Table 5 Runtime performance analysis of classifiers.

From Table 5, it is evident that the proposed HUG-RF classifier achieves the lowest execution time (60 s) and memory usage (160 MB) compared to conventional SVM (95 s, 220 MB) and RF (80 s, 190 MB) models. These results highlight that HUG-RF not only improves classification accuracy but also enhances computational efficiency.

Table 6 Comparative performance of hybrid metaheuristic-ML techniques in smart grid and IoT routing.

Results in Table 6 highlight that HUG-RF consistently surpasses existing hybrid and baseline approaches, with its 96.8% accuracy, 99.96% PDR and reduced delay and energy usage.

Limitations and future research directions

IoT applications in smart grid systems face many technical challenges that need to be addressed in future research.

  • While the proposed smart grid monitoring system performs well in simulations, its scalability in real-world environments with a significantly higher number of sensors and data points may pose challenges. The increased data volume could affect processing speed and energy efficiency.

  • The performance of the HUG-RF classifier may be influenced by network conditions and sensor accuracy. Variability in these parameters can affect data quality and transmission efficiency, potentially leading to suboptimal decision-making.

  • The system’s reliance on stable Wi-Fi connectivity through the ESP8266 NodeMCU may limit its effectiveness in regions with poor network infrastructure. Any interruptions in connectivity could hinder monitoring and data transmission.
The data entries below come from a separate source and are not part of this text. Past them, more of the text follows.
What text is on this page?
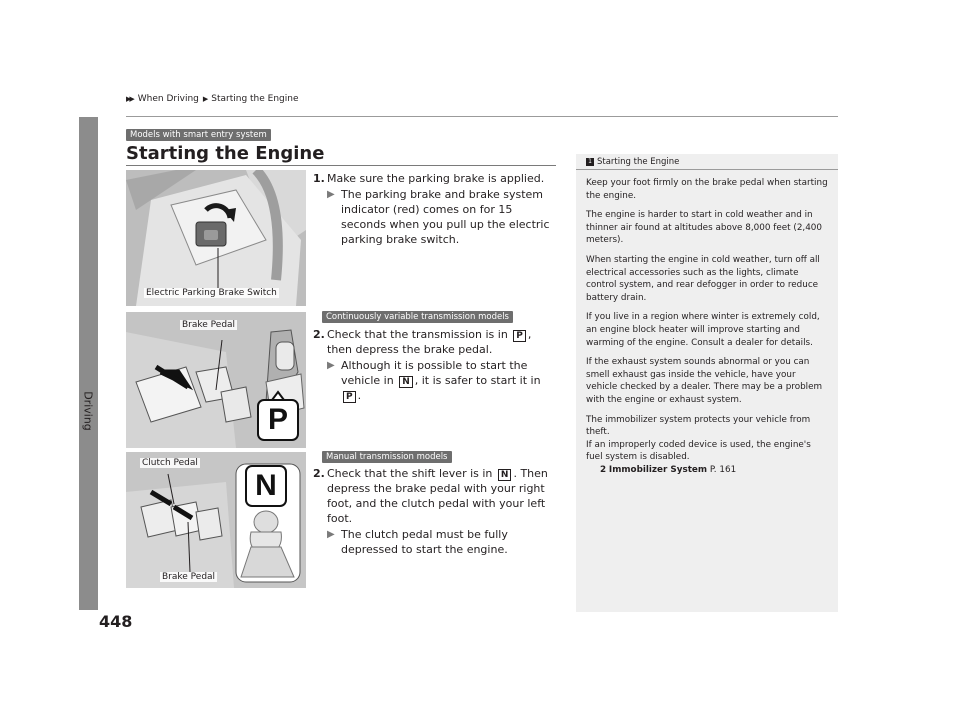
Driving
448
▶▶ When Driving ▶ Starting the Engine
Models with smart entry system
Starting the Engine
Electric Parking Brake Switch
1. Make sure the parking brake is applied.
▶ The parking brake and brake system indicator (red) comes on for 15 seconds when you pull up the electric parking brake switch.
Continuously variable transmission models
Brake Pedal
P
2. Check that the transmission is in P , then depress the brake pedal.
▶ Although it is possible to start the vehicle in N , it is safer to start it in P .
Manual transmission models
Clutch Pedal
Brake Pedal
N	2. Check that the shift lever is in N . Then depress the brake pedal with your right foot, and the clutch pedal with your left foot.
▶ The clutch pedal must be fully depressed to start the engine.
1 Starting the Engine

Keep your foot firmly on the brake pedal when starting the engine.

The engine is harder to start in cold weather and in thinner air found at altitudes above 8,000 feet (2,400 meters).

When starting the engine in cold weather, turn off all electrical accessories such as the lights, climate control system, and rear defogger in order to reduce battery drain.

If you live in a region where winter is extremely cold, an engine block heater will improve starting and warming of the engine. Consult a dealer for details.

If the exhaust system sounds abnormal or you can smell exhaust gas inside the vehicle, have your vehicle checked by a dealer. There may be a problem with the engine or exhaust system.

The immobilizer system protects your vehicle from theft.
If an improperly coded device is used, the engine's fuel system is disabled.

2 Immobilizer System P. 161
  • The integration of various techniques, such as one-hot encoding, LDA, and the HUG-RF classifier, adds complexity to the system’s design and implementation. This could pose challenges in troubleshooting and system maintenance, particularly for users without technical expertise.

  • While the system aims to be energy-efficient, the energy consumption of the IoT devices, especially under high data generation rates, may lead to battery depletion, affecting the longevity of the monitoring system.

Future research focuses on deploying the proposed system in real-world smart grid environments to evaluate its performance under practical conditions. This helps identify and address scalability and connectivity issues. In addition, the integration of advanced algorithm further improves the efficiency and adaptability of path selection in dynamic environments. As IoT devices are often vulnerable to cybersecurity threats, future work also investigates the robust security measures to protect the data. This is essential for maintaining the integrity and reliability of the energy infrastructure. Although the present study focuses on MATLAB-based simulations, the system parameters and runtime analysis are aligned with practical IoT-enabled smart grid conditions. Future work will involve FPGA- and microcontroller-based implementation to validate the proposed HUG-RF classifier in real-world environments.

Conclusion

In this paper, a smart grid monitoring system is presented, which uses sensors for gathering data from PV, wind, grid, and battery systems. The collected data is analysed and stored on an ESP8266 NodeMCU microcontroller, allowing for monitoring and evaluation. The monitored data is pre-processed, including one-hot encoding and dimensionality reduction using LDA. To improve data transmission efficiency and reduce latency, a HUG-RF classifier is presented to identify the shortest path from the NodeMCU to an IoT webpage for data visualisation. The processed data is then delivered via the quickest path, increasing the system’s responsiveness and scalability. The proposed smart grid monitoring system has various advantages, including continuous monitoring of crucial parameters in the smart grid ecosystem, efficient data processing and transmission, and seamless interaction with IoT platforms for remote access and control. The simulation findings illustrates the proposed approach efficiently ensures dependable and low-latency data transmission, therefore aiding the transition to a more intelligent and sustainable energy infrastructure. In addition, the proposed HUG-RF classifier achieves superior performance in terms of delay, packet delivery ratio, routing overhead, throughput, and energy consumption, with maximum values of 299.1 kbps, 4.0 ms, 99.96%, 2.3%, and 0.36%, respectively. The future work would concentrate on the practical implementation of the proposed concept in real-time environment.